Configuration files are:

  • Plain text files that describe how original model elements map to CEM model elements
  • Use # as the first character on a row for comments
  • Parts of each definition are divided by double bars (||)
  • Each row defines an instantiation of a CEM field in the format of:
    • Source Root Element||Mapping Type||Source xPath||Target Namespace||Target CEM Root Element||Target xPath
    • Source Root Element is the equivalent SHARPn UIMA type used to facilitate the mapping found in CCDUIMA.xml.
    • There are five mapping types
      • C = Constant: the target CEM field is a constant (the Source Root Element and Source xPath are ignored in the case of constant)
      • S = One to one mapping: one value from the source instantiates a value only in one CEM instance
      • M = One to many mapping: one value from the source instantiates a value in multiple CEM instances
      • I = Inference: the value of a field is inferred from another field (the Source Root Element and Source xPath will be acquired from the target CEMs rather than the incoming source data)
      • X = Conditional Inference: currently applies to Labs only - corresponds to inferences that are conditional (the Source Root Element and Source xPath will be acquired from the target CEMs rather than the incoming source data)
    • A Source xPath location is described by the "parent:child" relationships. Starting at the source object top level (just below root), you give the parent:child relationship (using a colon between) and pipe delimited notation to describe the path to a leaf node. This is required to know where to go to get a value.
    • Target Namespace is always the same for now.
    • Target CEM Root Element is the CEM type found in the CEM Browser searching for "Secondary".
    • A Target xPath location is described by the "element name:type of that element" relationships. Starting at the CEM top (just below root), you give the "element name:type of that element" (using a colon between) and pipe delimited notation to describe the path to a leaf node where we place the value.

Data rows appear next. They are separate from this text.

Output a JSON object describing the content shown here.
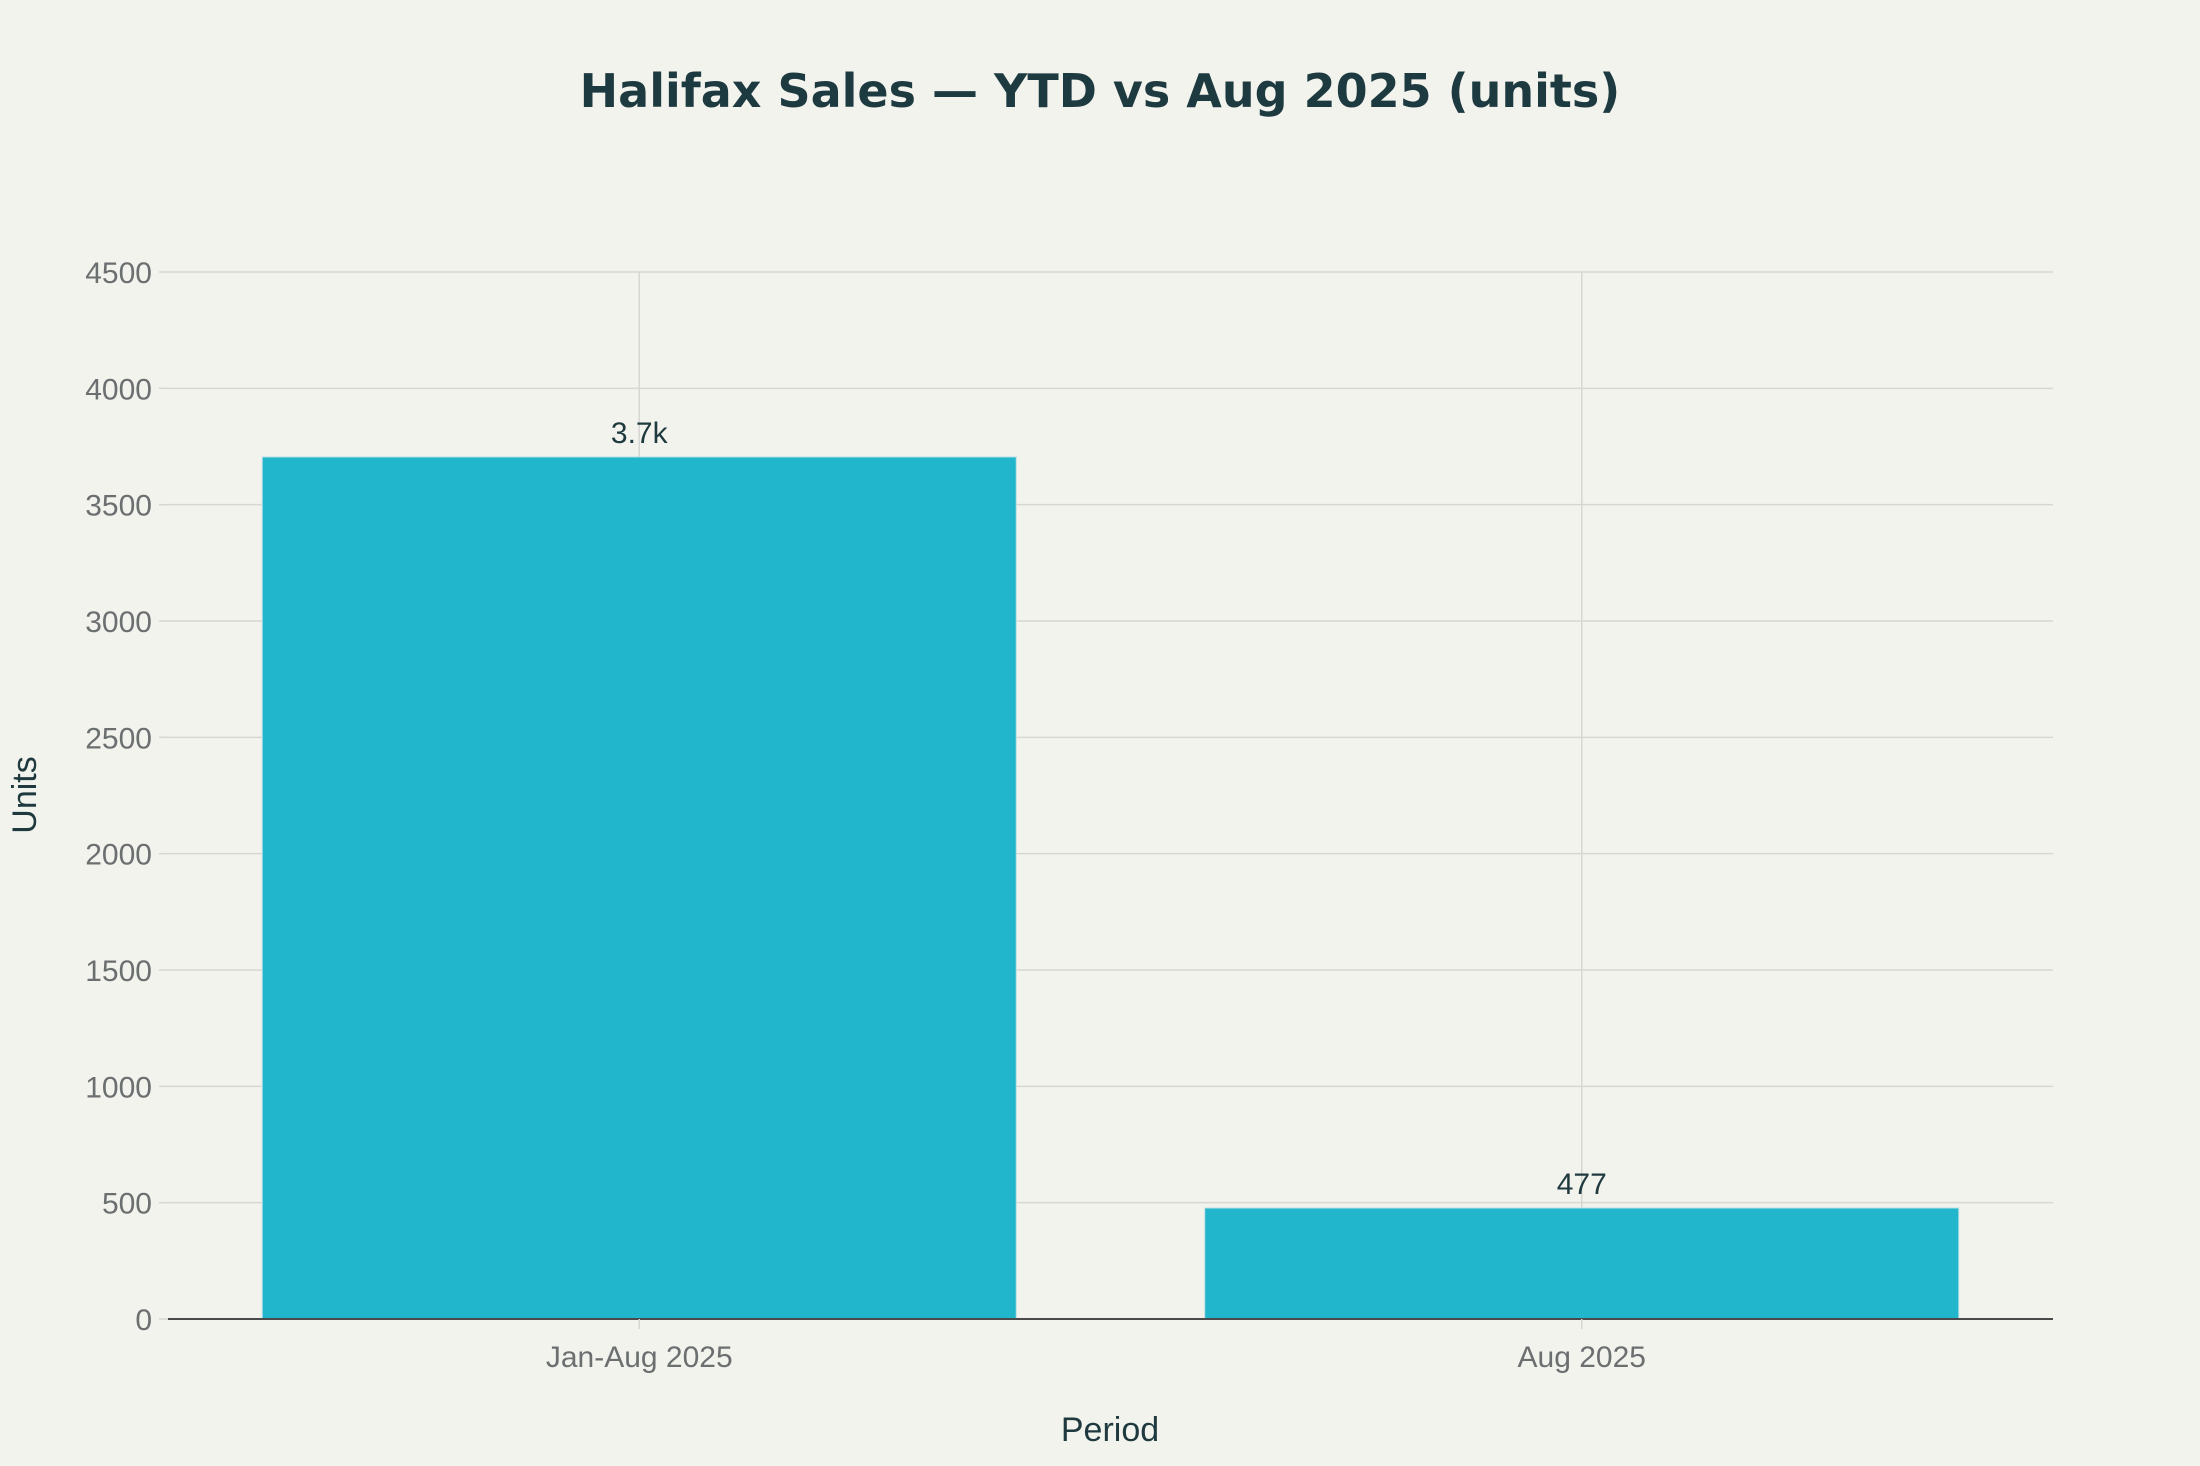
{
  "chart_data": {
    "type": "bar",
    "title": "Halifax Sales — YTD vs Aug 2025 (units)",
    "xlabel": "Period",
    "ylabel": "Units",
    "categories": [
      "Jan-Aug 2025",
      "Aug 2025"
    ],
    "values": [
      3705,
      477
    ],
    "data_labels": [
      "3.7k",
      "477"
    ],
    "ylim": [
      0,
      4500
    ],
    "yticks": [
      0,
      500,
      1000,
      1500,
      2000,
      2500,
      3000,
      3500,
      4000,
      4500
    ],
    "grid": true,
    "legend": "none",
    "colors": {
      "bar": "#21b6cc",
      "background": "#f3f3ee",
      "grid": "#d6d6d2",
      "axis": "#4a4a4a"
    }
  }
}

For example these would be combined in one row and divided by (||):

  • Source Root Element: org.sharpn.type.ccd.PatientRole
  • Mapping Type: S
  • Source xPath: PatientRole:Patient|Patient:AdministrativeGenderCode|AdministrativeGenderCode:Code
  • Target Namespace: org.sharpn.type.cem
  • Target CEM Root Element: SecondaryUsePatient
  • Target xPath: AdministrativeGender:AdministrativeGender|CD:CD|Translation:CDT|Code:CS|Value:java.lang.String

Configure Semantic Mapping

Configuration files are:

  • Plain text files that describe mappings between the source and target concept codes
  • Use # as the first character on a row for comments
  • Each row defines the mapping between a source concept code found in the incoming data and its equivalent target concept code in the value sets
  • The source and target are divided by double bars (||) like this Source||Target which are further subdivided by (~|~) as follows
    • Source: Object Hierarchy~|~Local Code
    • Target: Target Code~|~Terminology OID~|~Designated Name~|~Version

For example these would be combined in one row and divided by (||):

  • Source: SecondaryUseNotedDrug ClinicalDrug CD CDT~|~000001
  • Target: 410909~|~2.16.840.1.113883.6.88~|~DIGITALIS LEAF 100 MG Oral~|~SHARPn05222012
    • a source clinical drug code 000001 is mapped to a RxNorm code 410909.

Terminologies

The semantic mapping utilizes a set of terminologies to transform original data semantically. Changes to the semantic mapping configuration file may necessitate changes to the default terminologies that have been provided. For example, you may have concept codes that do not exist in the default value sets.

Use the semantic mapping resources configuration to change the underlying terminologies being used.